Stephan Roelants : ça doit être Le Livre de la Jungle ou Bambi, à l’Ambassador à Bruxelles.

Fabien Renelli : je n’ai que des souvenirs tardifs car mes parents ne m’emmenaient pas voir de dessins animés. Mon premier choc, c’est Batman la série animée.

Quel est votre film d’animation préféré ?
Stephan Roelants : la Tortue Rouge.

Fabien Renelli : Brisby et le Secret de Nimh, de Don Bluth.

Quelle est votre série animée idéale pour le dimanche matin ?
Fabien Renelli : tout ce qu’a fait Bruce Timm, de Batman à Justice League Unlimited.

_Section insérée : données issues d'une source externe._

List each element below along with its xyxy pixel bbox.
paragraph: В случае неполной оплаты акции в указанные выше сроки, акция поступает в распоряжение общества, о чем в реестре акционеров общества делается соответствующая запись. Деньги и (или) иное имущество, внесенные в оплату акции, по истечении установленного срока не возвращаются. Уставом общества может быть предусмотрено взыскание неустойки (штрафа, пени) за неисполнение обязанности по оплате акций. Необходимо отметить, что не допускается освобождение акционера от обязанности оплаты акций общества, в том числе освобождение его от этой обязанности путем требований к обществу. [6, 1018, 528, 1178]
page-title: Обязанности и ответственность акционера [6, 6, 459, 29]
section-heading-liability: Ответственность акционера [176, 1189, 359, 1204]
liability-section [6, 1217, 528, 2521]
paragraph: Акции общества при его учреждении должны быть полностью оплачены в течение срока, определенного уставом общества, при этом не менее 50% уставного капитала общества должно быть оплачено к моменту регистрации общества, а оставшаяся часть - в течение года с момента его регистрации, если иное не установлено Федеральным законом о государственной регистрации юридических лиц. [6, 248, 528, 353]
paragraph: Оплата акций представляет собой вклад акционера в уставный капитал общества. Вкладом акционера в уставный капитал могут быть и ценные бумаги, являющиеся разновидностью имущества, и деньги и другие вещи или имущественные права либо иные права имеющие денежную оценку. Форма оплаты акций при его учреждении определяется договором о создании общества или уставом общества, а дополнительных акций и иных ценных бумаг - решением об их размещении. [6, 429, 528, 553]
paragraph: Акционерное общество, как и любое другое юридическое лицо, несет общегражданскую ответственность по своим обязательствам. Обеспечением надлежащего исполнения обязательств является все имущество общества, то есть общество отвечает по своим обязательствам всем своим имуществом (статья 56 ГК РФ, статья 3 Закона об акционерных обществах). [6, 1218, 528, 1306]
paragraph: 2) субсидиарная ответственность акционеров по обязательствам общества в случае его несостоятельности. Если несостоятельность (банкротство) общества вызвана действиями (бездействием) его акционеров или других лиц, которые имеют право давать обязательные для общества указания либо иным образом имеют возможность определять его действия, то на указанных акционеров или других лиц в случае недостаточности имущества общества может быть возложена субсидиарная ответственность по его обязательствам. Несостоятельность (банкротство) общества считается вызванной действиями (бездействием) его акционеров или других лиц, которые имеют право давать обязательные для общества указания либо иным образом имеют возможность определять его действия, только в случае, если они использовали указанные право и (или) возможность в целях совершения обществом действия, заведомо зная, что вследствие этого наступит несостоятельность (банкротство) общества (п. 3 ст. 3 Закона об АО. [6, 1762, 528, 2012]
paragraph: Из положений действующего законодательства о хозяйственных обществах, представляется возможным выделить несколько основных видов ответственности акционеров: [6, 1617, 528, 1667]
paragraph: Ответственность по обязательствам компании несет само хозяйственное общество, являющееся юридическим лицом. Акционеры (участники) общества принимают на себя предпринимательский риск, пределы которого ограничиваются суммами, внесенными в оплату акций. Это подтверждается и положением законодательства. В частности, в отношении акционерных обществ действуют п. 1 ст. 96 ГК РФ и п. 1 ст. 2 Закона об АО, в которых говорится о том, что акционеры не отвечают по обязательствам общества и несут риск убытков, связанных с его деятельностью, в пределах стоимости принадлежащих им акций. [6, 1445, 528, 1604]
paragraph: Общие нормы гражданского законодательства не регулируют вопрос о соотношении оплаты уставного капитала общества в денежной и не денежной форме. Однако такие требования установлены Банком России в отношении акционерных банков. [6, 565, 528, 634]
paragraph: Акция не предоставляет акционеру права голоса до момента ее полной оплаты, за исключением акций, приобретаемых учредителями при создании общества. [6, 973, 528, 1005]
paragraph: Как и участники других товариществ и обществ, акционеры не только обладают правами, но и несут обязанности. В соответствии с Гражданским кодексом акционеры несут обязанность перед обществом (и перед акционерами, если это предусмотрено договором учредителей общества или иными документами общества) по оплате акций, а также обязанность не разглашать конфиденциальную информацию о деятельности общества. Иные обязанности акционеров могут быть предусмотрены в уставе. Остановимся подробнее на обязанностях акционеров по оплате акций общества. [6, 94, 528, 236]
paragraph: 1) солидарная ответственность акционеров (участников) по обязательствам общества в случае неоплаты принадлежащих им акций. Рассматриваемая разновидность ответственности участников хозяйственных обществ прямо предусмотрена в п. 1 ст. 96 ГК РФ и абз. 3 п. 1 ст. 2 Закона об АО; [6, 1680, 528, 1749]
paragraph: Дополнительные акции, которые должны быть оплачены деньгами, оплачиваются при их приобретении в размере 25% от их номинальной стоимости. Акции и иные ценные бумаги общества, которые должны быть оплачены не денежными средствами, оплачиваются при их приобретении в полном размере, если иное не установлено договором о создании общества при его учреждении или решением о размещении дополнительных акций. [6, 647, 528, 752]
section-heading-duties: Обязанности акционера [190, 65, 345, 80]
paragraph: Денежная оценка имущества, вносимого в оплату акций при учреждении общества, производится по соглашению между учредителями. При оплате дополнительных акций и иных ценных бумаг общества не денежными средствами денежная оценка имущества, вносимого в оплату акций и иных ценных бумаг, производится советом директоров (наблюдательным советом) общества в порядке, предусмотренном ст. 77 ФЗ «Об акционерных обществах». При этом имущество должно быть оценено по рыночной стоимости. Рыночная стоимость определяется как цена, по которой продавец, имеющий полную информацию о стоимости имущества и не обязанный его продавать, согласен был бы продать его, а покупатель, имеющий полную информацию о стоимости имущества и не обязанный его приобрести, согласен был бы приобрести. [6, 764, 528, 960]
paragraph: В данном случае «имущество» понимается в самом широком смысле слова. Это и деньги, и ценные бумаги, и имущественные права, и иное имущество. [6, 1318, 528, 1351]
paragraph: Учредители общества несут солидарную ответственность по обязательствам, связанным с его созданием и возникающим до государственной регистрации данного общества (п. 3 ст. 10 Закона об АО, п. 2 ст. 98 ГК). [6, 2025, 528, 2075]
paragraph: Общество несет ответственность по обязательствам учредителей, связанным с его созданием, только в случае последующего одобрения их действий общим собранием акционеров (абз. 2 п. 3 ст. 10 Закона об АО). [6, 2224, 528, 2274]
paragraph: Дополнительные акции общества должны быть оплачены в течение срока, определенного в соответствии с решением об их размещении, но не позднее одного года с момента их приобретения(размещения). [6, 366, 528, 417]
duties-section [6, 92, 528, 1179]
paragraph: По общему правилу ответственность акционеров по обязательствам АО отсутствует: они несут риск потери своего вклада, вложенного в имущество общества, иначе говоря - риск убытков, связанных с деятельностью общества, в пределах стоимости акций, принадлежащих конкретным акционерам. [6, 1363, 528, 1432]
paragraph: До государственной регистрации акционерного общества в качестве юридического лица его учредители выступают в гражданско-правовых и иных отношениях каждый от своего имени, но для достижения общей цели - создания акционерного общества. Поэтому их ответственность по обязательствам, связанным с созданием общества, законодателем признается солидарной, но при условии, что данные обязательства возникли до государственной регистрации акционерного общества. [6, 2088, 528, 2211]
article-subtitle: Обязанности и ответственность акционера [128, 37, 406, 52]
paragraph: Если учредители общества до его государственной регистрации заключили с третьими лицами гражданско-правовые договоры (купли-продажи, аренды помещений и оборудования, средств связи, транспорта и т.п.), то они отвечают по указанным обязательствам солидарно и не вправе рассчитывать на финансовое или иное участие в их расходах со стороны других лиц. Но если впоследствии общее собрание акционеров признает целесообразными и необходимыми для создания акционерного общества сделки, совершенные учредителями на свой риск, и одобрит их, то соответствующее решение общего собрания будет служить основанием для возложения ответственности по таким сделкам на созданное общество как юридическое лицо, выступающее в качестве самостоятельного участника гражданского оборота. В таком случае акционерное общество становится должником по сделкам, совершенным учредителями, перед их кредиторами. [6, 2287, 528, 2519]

Stephan Roelants : j’ai été un grand fan des Simpsons, surtout les premières saisons.

Quel est le film d’animation sur lequel vous auriez aimé travailler ?
Stephan Roelants : la Tortue Rouge

Fabien Renelli : Le Tableau, de Jean-François Laguionie qui m’a vraiment absorbé quand je l’ai découvert.

Votre dernier coup de coeur animé ?
Stephan Roelants
: L’Invasion de la Sicile par les Ours et J’ai Perdu Mon Corps

Fabien Renelli : je ne suis pas vraiment objectif mais j’ai vraiment eu des coups de coeur pour Song of the Sea, Breadwinner et Ethel & Ernest. Hors studio, le dernier à m’avoir frappé c’est Vice Versa de Pixar. J’ai rarement vu quelque chose d’aussi fin dans un film.